BPC involves 10 drug companies and four cancer centers who are working on annotating patients' tumor sequencing results with more detailed clinical and outcomes data in a standardized fashion using the PRISSMM model developed by Dana-Farber Cancer Center. Using this data, researchers can look at the prevalence of tumor mutations according to patients' sites of cancer and even explore how patients with certain genomic tumor profiles do on treatments.

Riely noted that the BPC has layered on top of the basic demographic data already in GENIE additional data like when patients started and stopped treatment and their real-world outcomes, such as overall survival and progression-free survival.

The metastatic non-small cell cancer cohort in BPC, for example, contains data on up to five lines of therapy.

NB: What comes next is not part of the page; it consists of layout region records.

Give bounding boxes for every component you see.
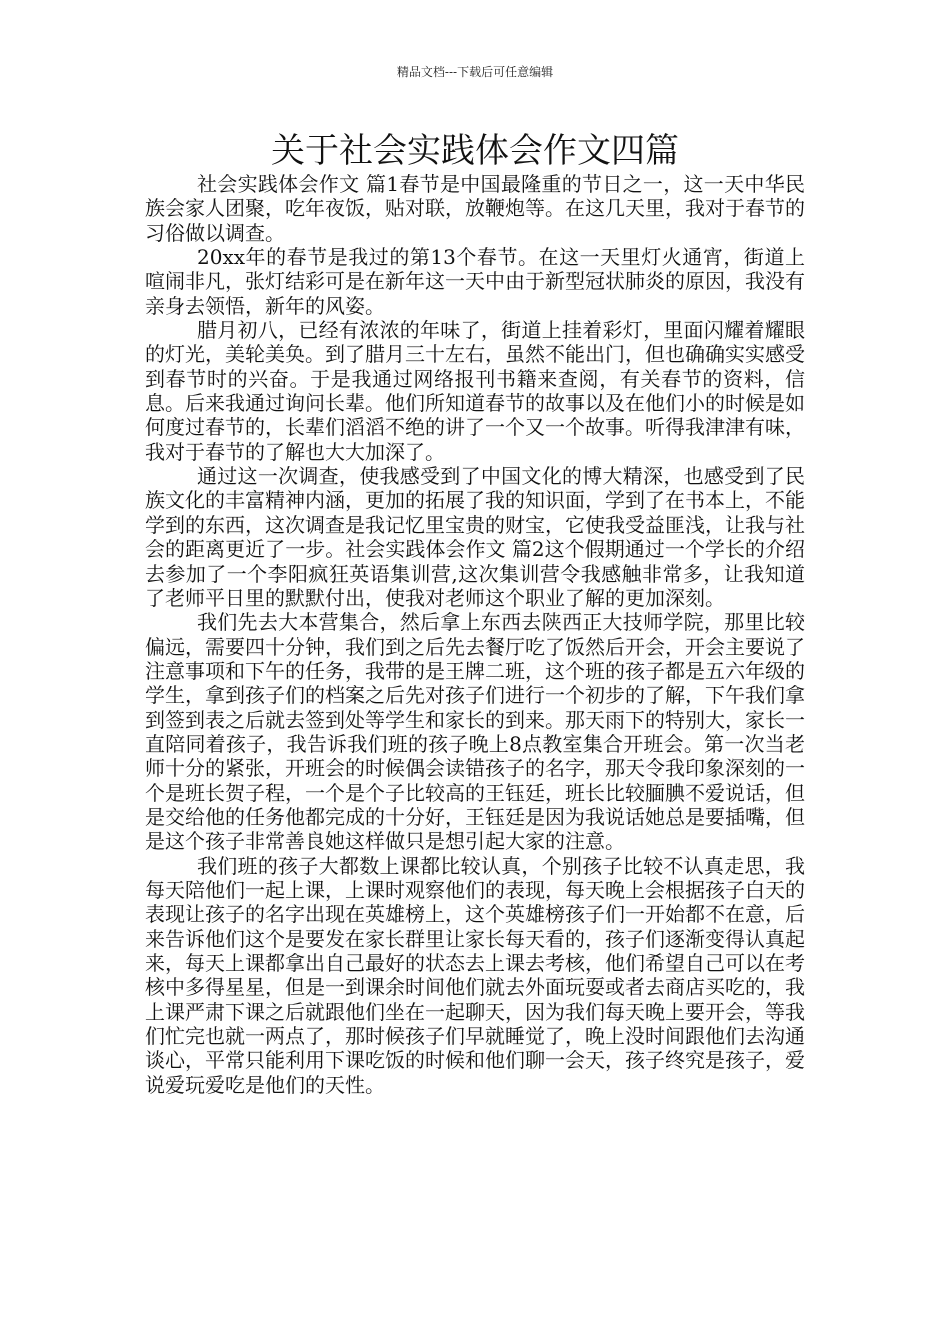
page-header-note: 精品文档---下载后可任意编辑 — [396, 65, 554, 79]
paragraph-2: 20xx年的春节是我过的第13个春节。在这一天里灯火通宵，街道上喧闹非凡，张灯结彩可是在新年这一天中由于新型冠状肺炎的原因，我没有亲身去领悟，新年的风姿。 — [145, 245, 805, 318]
paragraph-3: 腊月初八，已经有浓浓的年味了，街道上挂着彩灯，里面闪耀着耀眼的灯光，美轮美奂。到了腊月三十左右，虽然不能出门，但也确确实实感受到春节时的兴奋。于是我通过网络报刊书籍来查阅，有关春节的资料，信息。后来我通过询问长辈。他们所知道春节的故事以及在他们小的时候是如何度过春节的，长辈们滔滔不绝的讲了一个又一个故事。听得我津津有味，我对于春节的了解也大大加深了。 — [145, 318, 805, 464]
document-body — [145, 172, 805, 1097]
paragraph-4: 通过这一次调查，使我感受到了中国文化的博大精深，也感受到了民族文化的丰富精神内涵，更加的拓展了我的知识面，学到了在书本上，不能学到的东西，这次调查是我记忆里宝贵的财宝，它使我受益匪浅，让我与社会的距离更近了一步。社会实践体会作文 篇2这个假期通过一个学长的介绍去参加了一个李阳疯狂英语集训营,这次集训营令我感触非常多，让我知道了老师平日里的默默付出，使我对老师这个职业了解的更加深刻。 — [145, 464, 805, 610]
document-title: 关于社会实践体会作文四篇 — [271, 131, 679, 171]
paragraph-5: 我们先去大本营集合，然后拿上东西去陕西正大技师学院，那里比较偏远，需要四十分钟，我们到之后先去餐厅吃了饭然后开会，开会主要说了注意事项和下午的任务，我带的是王牌二班，这个班的孩子都是五六年级的学生，拿到孩子们的档案之后先对孩子们进行一个初步的了解，下午我们拿到签到表之后就去签到处等学生和家长的到来。那天雨下的特别大，家长一直陪同着孩子，我告诉我们班的孩子晚上8点教室集合开班会。第一次当老师十分的紧张，开班会的时候偶会读错孩子的名字，那天令我印象深刻的一个是班长贺子程，一个是个子比较高的王钰廷，班长比较腼腆不爱说话，但是交给他的任务他都完成的十分好，王钰廷是因为我说话她总是要插嘴，但是这个孩子非常善良她这样做只是想引起大家的注意。 — [145, 610, 805, 854]
paragraph-1: 社会实践体会作文 篇1春节是中国最隆重的节日之一，这一天中华民族会家人团聚，吃年夜饭，贴对联，放鞭炮等。在这几天里，我对于春节的习俗做以调查。 — [145, 172, 805, 245]
paragraph-6: 我们班的孩子大都数上课都比较认真，个别孩子比较不认真走思，我每天陪他们一起上课，上课时观察他们的表现，每天晚上会根据孩子白天的表现让孩子的名字出现在英雄榜上，这个英雄榜孩子们一开始都不在意，后来告诉他们这个是要发在家长群里让家长每天看的，孩子们逐渐变得认真起来，每天上课都拿出自己最好的状态去上课去考核，他们希望自己可以在考核中多得星星，但是一到课余时间他们就去外面玩耍或者去商店买吃的，我上课严肃下课之后就跟他们坐在一起聊天，因为我们每天晚上要开会，等我们忙完也就一两点了，那时候孩子们早就睡觉了，晚上没时间跟他们去沟通谈心，平常只能利用下课吃饭的时候和他们聊一会天，孩子终究是孩子，爱说爱玩爱吃是他们的天性。 — [145, 853, 805, 1097]
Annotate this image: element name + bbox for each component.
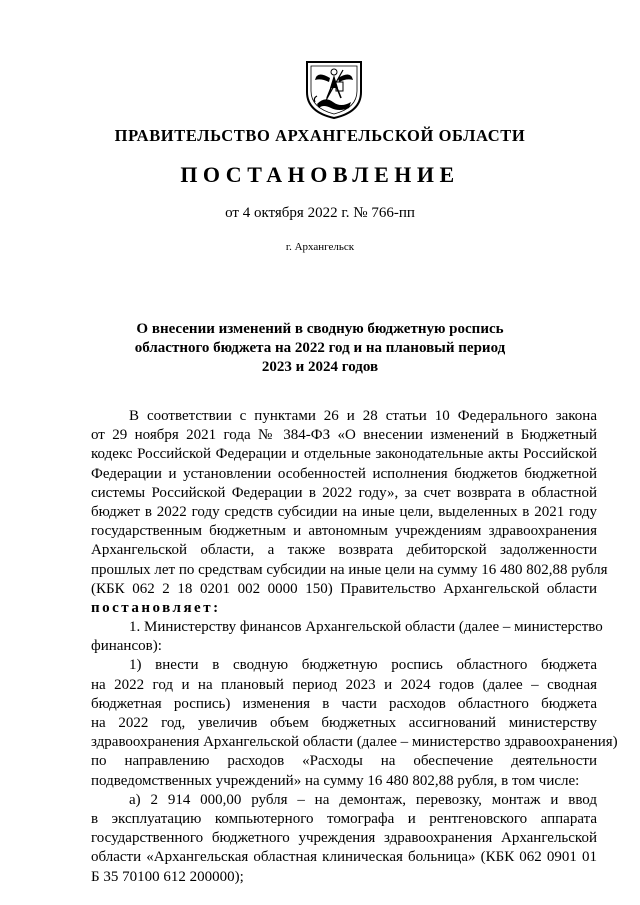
body-line: Федерации и установлении особенностей исполнения бюджетов бюджетной [91,465,597,482]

Using it, researchers can investigate how long lung cancer patients live on conventional therapy, Riely said, and using the sequencing data in GENIE, they can further stratify outcomes based on tumor mutations on first-line platinum chemotherapy. For example, using GENIE and BPC data together, it is possible to learn that metastatic NSCLC patients with STK11 mutations have worse overall survival compared to those without these mutations.

Extracting outcomes data from real-world cohorts isn't easy, however. At the meeting, Riely described how BPC collaborators brought in progression-free survival data for patients. Curators evaluated CT scans and patient visits with oncologists and scored whether they were "improving, stable, mixed, progressing, or indeterminate" after a patient's index diagnosis date.

"This data allows us to get two flavors of progression-free survival," Riely said, progression-free survival-I based on imaging reports and progression-free survival-M based oncologists' notes.

BPC researchers then compared how curator-derived progression-free survival data compared with progression-free survival determined based on RECIST criteria — the gold-standard system for measuring how solid tumor patients respond to treatments — in a cohort of NSCLC patients who got immune checkpoint inhibitors. They found that when curators used imaging data, they were closer to RECIST measurements, but when they used the oncologists' notes, the progression-free survival estimate "lags a little bit," Riely said.

Data from 8,000 patients across six cancers — lung, colorectal, breast, pancreas, prostate, and bladder — have been curated as part of the BPC. These cohorts should become publicly available over the next year or so, with the NSCLC data slated for release later this month. According to Riely, BPC collaborators have plans to curate an additional 18K tumors in other cancer types.